The magnitude of the electric field can be calculated as:

\(\begin{aligned}\left| {{{{\bf{\vec E}}}_{\rm{b}}} - {{{\bf{\vec E}}}_{\rm{a}}}} \right| &= \sqrt {{\bf{\vec E}}_{\rm{b}}^{\rm{2}} + {\bf{\vec E}}_{\rm{a}}^2} \\ &= \sqrt {{{\left( { - 44.16 \times {{10}^3}\;{{\rm{V}} \mathord{\left/{\vphantom {{\rm{V}} {\rm{m}}}} \right.} {\rm{m}}}} \right)}^2} + {{\left( { - 88.96 \times {{10}^3}\;{{\rm{V}} \mathord{\left/{\vphantom {{\rm{V}} {\rm{m}}}} \right.} {\rm{m}}}} \right)}^2}} \\ &= 9.9 \times {10^4}\;{{\rm{V}} \mathord{\left/{\vphantom {{\rm{V}} {\rm{m}}}} \right.} {\rm{m}}}\end{aligned}\)

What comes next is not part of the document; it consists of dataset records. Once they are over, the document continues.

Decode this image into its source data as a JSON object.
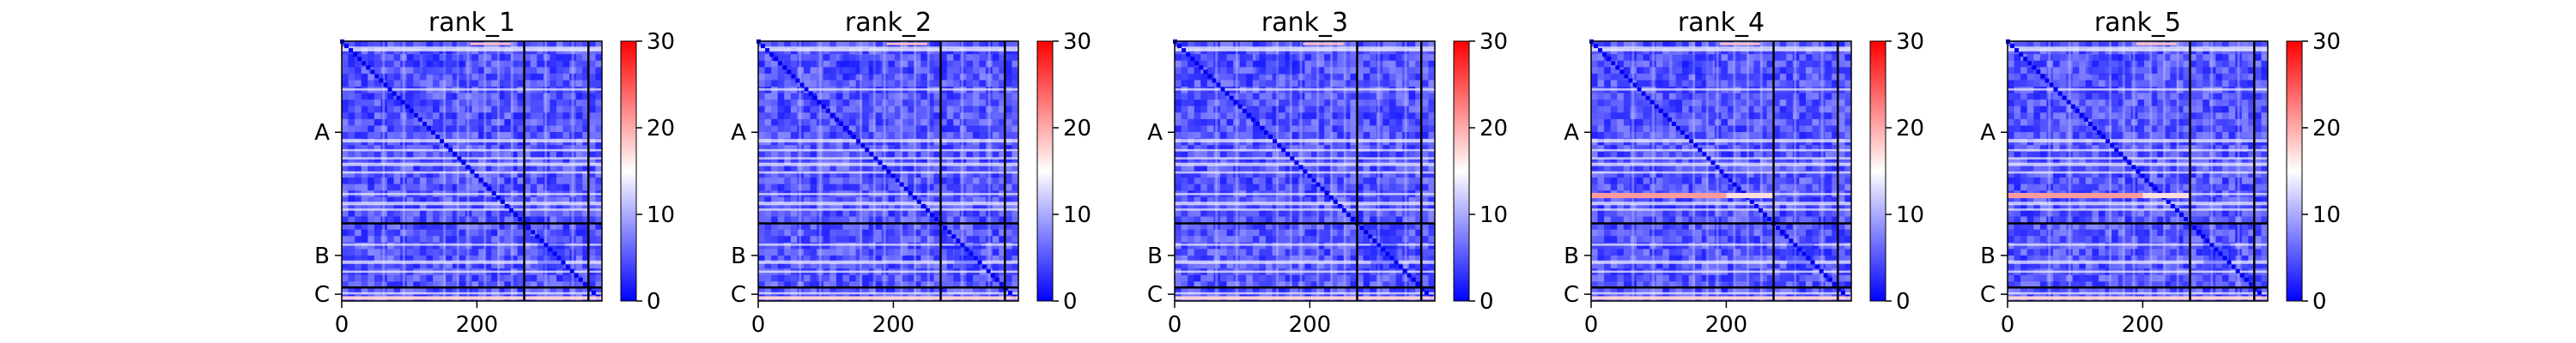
{
  "chart_data": {
    "type": "heatmap",
    "colormap": "bwr",
    "color_range": [
      0,
      30
    ],
    "colorbar_ticks": [
      "0",
      "10",
      "20",
      "30"
    ],
    "x_ticks": [
      {
        "value": 0,
        "label": "0"
      },
      {
        "value": 200,
        "label": "200"
      }
    ],
    "x_range": [
      0,
      385
    ],
    "y_range": [
      0,
      385
    ],
    "segments": [
      {
        "name": "A",
        "start": 0,
        "end": 270
      },
      {
        "name": "B",
        "start": 270,
        "end": 365
      },
      {
        "name": "C",
        "start": 365,
        "end": 385
      }
    ],
    "panels": [
      {
        "title": "rank_1",
        "hot_band": false
      },
      {
        "title": "rank_2",
        "hot_band": false
      },
      {
        "title": "rank_3",
        "hot_band": false
      },
      {
        "title": "rank_4",
        "hot_band": true
      },
      {
        "title": "rank_5",
        "hot_band": true
      }
    ]
  }
}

The direction of the electric field can be calculated as:

\(\begin{aligned}\theta &= {\tan ^{ - 1}}\left( {\frac{{{{{\bf{\vec E}}}_{\rm{a}}}}}{{{{{\bf{\vec E}}}_{\rm{b}}}}}} \right)\\ &= {\tan ^{ - 1}}\left( {\frac{{\left( { - 88.96 \times {{10}^3}\;{{\rm{V}} \mathord{\left/{\vphantom {{\rm{V}} {\rm{m}}}} \right.} {\rm{m}}}} \right)}}{{\left( { - 44.16 \times {{10}^3}\;{{\rm{V}} \mathord{\left/{\vphantom {{\rm{V}} {\rm{m}}}} \right.} {\rm{m}}}} \right)}}} \right)\\ &= 64^\circ \end{aligned}\)

Thus, the magnitude of the electric field is \(9.9 \times {10^4}\;{{\rm{V}} \mathord{\left/{\vphantom {{\rm{V}} {\rm{m}}}} \right.} {\rm{m}}}\) and direction is \(64^\circ \) above the positive x-axis.